Poly Network Hacker Returns $260 Million Stolen Assets to Cryptocurrency

The hackers behind one of the biggest cryptocurrency thefts to date have recovered more than a third of the $613 million stolen digital coins, the company said at the hacking center on Wednesday.

Poly Network , a decentralized finance platform that allows peer-to-peer transactions, said on Twitter that $260 million of stolen funds had been recovered but $353 million had not been paid.

The company, which allows users to exchange tokens across various blockchains, said Tuesday that it had been hacked, asking perpetrators to return stolen funds and threatening legal action.

According to blockchain forensics firm Chainalysis, hackers utilized a exposed in digital contracts that poly network hacker uses to move assets between different blockchains.

A man who claimed to have carried out the hack said he did it “for fun” and wanted to “uncover the vulnerability” before others could exploit it, according to a digital message from Elliptic, a cryptocurrency tracking company.

“It was always the plan,” to return the tokens, wrote the alleged hacker, adding: “I’m not very interested in money.”

The hackers have not been identified and Reuters was unable to verify the validity of the messages.

Elliptic co-founder Tom Robinson said the decision to return the money could be due to the headache of laundering the stolen cryptocurrency in such a way.

Cryptocurrency firm Tether CEO said on Twitter that the company had frozen $33 million in connection with the hack, and other cryptocurrency executives told Poly Network they would try to help as well.

“Even if you can steal cryptocurrencies, laundering and exchanging those currencies is extremely difficult due to blockchain transparency and the widespread use of blockchain analytics by financial institutions,” said Robinson.

Poly Network did not respond to requests for further details. It was not immediately clear where the platform was or whether law enforcement agencies were investigating the robbery.

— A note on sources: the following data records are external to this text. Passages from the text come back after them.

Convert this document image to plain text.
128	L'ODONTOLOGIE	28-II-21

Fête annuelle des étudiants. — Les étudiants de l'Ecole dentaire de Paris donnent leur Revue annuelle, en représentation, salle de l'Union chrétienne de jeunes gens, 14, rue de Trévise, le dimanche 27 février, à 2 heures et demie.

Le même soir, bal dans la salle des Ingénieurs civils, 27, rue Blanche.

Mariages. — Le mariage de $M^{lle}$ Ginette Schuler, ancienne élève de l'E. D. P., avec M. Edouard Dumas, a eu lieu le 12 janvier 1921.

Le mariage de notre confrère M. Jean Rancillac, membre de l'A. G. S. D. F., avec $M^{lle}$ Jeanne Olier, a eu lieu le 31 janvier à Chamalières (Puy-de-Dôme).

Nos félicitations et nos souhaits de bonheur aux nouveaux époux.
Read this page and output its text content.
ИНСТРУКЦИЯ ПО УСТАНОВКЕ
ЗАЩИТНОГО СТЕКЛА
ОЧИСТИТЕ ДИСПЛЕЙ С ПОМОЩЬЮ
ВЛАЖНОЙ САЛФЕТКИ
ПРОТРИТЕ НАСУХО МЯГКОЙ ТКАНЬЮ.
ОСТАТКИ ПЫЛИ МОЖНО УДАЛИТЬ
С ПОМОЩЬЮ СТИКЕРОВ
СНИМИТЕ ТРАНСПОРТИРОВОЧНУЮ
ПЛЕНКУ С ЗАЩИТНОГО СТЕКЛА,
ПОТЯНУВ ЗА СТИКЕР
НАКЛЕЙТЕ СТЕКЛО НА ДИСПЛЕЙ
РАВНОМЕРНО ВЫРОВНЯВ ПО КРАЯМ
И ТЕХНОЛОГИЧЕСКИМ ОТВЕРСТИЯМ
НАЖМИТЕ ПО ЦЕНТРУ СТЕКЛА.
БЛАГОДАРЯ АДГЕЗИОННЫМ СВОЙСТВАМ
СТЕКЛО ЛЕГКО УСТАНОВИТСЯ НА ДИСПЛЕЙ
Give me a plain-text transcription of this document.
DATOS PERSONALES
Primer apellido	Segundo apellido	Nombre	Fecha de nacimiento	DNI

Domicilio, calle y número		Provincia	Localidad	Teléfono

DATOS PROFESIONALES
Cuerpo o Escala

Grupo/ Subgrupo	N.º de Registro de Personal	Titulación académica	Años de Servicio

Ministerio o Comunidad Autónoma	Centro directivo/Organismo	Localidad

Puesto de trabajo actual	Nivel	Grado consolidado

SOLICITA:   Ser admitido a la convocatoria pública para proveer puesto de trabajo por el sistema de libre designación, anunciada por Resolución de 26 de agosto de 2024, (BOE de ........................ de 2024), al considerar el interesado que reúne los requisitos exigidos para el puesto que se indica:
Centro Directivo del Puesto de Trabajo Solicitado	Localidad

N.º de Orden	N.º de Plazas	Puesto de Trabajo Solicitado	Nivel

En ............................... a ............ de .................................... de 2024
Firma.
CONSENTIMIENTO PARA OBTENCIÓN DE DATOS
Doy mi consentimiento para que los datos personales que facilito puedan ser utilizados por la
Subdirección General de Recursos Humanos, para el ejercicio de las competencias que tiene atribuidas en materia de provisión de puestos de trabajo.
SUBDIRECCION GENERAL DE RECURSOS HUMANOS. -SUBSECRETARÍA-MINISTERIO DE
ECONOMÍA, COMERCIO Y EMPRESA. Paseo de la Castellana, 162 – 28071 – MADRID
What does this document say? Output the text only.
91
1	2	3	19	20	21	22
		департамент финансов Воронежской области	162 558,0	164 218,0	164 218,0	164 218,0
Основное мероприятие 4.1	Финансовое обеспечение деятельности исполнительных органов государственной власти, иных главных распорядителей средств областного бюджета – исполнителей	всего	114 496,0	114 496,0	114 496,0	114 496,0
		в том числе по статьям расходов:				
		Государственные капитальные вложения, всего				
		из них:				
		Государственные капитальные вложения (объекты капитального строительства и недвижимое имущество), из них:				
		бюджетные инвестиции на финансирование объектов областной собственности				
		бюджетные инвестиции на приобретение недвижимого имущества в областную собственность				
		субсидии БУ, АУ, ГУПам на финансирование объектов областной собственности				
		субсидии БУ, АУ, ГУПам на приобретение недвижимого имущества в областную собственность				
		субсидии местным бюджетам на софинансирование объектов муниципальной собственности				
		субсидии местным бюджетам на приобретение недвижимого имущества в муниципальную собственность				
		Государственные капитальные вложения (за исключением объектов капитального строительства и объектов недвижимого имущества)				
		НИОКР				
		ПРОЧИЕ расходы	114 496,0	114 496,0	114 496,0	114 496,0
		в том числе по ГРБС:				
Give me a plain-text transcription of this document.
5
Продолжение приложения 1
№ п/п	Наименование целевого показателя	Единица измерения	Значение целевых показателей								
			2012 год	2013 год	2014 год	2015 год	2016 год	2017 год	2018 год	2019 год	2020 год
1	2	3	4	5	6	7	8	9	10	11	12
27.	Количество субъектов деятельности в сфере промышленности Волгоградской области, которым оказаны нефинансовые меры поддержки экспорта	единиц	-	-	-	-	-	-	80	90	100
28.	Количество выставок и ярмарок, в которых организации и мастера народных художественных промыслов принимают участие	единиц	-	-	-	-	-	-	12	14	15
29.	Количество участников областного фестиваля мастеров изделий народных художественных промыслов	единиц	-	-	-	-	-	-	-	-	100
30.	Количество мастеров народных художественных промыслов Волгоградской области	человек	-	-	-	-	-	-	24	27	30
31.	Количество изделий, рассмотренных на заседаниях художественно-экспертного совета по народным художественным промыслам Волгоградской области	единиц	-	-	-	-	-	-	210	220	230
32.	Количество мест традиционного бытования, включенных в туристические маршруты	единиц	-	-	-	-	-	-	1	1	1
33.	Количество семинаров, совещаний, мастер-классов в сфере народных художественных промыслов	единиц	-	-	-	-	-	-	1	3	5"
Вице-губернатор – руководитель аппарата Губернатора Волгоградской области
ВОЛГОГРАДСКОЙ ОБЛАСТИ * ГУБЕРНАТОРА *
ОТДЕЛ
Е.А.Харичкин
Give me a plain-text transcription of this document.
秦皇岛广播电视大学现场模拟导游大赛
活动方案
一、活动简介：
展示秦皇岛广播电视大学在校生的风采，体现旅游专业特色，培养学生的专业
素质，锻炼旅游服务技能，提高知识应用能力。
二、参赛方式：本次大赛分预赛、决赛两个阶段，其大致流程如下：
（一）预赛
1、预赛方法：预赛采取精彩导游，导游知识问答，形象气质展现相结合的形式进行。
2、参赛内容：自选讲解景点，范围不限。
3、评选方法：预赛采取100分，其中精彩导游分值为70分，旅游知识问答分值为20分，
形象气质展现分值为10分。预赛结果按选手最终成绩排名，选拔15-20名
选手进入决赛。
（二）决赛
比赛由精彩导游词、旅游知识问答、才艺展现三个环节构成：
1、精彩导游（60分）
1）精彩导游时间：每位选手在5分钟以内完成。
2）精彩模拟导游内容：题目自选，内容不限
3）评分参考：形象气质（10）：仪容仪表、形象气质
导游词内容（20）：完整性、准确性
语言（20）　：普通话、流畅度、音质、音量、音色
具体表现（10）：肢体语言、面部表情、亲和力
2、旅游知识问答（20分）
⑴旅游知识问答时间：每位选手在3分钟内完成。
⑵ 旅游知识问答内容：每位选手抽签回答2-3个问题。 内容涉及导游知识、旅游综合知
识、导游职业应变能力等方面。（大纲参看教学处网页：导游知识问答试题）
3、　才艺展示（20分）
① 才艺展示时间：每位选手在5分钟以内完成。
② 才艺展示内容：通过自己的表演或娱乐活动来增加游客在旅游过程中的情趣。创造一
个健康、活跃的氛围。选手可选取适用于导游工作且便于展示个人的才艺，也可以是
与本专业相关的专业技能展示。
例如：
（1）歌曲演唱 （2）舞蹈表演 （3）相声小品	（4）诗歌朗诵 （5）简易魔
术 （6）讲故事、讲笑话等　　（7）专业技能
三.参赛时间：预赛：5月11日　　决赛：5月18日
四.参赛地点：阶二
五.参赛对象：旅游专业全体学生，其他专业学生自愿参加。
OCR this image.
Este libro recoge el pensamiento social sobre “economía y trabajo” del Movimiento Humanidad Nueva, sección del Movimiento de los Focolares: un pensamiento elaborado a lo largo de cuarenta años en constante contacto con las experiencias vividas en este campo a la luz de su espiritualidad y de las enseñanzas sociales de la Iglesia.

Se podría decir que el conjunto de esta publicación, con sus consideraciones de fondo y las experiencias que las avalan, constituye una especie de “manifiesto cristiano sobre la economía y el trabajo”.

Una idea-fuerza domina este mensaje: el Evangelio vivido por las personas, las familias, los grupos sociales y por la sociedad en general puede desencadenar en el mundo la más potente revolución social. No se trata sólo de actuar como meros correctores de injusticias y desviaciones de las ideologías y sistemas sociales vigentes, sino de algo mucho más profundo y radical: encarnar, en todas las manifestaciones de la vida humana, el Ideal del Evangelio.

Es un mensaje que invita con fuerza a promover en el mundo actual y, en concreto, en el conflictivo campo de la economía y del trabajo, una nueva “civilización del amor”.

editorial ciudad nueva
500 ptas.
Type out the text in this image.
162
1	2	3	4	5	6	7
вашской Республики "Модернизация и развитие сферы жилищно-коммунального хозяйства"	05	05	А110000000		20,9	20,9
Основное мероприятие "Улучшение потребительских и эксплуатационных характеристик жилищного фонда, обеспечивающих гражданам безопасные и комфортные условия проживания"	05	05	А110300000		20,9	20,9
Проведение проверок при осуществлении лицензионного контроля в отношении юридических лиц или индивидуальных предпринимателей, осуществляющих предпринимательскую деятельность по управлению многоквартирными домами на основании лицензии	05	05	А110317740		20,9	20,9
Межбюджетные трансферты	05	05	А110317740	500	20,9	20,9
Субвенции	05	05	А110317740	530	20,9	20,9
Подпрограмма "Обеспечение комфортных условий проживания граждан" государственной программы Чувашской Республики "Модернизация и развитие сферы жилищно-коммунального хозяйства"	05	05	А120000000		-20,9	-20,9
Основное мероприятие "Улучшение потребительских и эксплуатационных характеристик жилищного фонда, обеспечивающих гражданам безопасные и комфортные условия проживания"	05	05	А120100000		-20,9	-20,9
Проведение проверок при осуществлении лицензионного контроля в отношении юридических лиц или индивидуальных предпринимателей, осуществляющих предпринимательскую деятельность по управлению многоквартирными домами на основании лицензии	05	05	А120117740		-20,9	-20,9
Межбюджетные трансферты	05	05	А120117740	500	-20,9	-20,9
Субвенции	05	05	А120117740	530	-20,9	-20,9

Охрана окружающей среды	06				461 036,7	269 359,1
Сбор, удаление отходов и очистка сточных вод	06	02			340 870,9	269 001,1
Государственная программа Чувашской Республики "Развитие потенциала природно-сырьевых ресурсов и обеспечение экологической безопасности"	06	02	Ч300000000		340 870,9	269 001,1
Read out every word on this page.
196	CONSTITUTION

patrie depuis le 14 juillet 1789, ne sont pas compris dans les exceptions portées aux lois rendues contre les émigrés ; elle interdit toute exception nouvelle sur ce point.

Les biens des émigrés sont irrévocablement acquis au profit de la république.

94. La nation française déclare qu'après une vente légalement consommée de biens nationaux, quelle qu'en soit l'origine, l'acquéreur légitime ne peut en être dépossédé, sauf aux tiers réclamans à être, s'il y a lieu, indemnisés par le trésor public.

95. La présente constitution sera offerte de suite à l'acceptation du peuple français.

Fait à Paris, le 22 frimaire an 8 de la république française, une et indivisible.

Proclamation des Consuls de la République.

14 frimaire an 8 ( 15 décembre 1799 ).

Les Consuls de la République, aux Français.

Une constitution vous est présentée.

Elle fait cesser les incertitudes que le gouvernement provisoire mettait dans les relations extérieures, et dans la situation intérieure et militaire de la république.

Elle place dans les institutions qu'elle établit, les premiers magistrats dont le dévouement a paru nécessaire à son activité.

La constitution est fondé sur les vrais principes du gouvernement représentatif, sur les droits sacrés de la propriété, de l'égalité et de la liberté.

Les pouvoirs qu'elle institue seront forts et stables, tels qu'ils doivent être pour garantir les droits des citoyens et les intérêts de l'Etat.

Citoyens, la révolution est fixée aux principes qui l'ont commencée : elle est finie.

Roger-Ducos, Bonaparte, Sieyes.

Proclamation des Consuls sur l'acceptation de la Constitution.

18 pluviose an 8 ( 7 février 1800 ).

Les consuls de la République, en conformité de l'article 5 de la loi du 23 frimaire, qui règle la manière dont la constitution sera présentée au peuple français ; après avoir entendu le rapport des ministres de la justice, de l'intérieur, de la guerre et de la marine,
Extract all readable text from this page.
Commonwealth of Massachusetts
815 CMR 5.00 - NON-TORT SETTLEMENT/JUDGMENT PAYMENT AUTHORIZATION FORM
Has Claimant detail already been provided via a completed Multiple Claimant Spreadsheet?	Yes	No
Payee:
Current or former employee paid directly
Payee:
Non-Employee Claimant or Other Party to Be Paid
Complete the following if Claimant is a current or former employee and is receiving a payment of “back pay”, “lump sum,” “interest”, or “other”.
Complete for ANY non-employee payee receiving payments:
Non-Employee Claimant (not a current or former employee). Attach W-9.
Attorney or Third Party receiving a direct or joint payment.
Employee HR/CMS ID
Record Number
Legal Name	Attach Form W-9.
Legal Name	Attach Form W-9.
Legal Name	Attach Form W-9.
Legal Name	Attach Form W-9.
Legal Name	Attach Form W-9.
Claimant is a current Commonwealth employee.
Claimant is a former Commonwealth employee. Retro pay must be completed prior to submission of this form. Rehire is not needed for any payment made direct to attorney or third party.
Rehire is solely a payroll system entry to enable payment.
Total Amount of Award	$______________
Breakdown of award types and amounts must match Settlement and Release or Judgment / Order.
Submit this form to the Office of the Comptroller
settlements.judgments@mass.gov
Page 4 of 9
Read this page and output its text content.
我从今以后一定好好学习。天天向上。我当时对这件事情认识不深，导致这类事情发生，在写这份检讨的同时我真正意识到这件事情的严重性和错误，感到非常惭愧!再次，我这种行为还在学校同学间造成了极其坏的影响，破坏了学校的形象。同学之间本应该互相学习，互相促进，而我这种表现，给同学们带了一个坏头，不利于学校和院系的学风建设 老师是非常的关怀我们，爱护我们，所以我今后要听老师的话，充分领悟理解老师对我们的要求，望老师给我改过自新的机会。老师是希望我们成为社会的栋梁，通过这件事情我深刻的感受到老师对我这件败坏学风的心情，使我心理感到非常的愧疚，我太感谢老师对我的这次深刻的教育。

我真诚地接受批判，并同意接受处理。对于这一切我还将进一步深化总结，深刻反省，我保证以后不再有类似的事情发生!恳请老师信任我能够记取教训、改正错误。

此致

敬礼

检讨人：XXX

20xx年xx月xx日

The robbery collates to $530 million in digital coins loot from Tokyo-based exchange Coincheck in 2018.

Exchange Gox, also based in Tokyo, collapsed in 2014 after losing half a billion dollars in bitcoins.

The Poly Network hackers stems from the fact that losses from theft, hacking and fraud related to decentralized finance (DeFi) have reached record highs, according to crypto intelligence firm CipherTrace.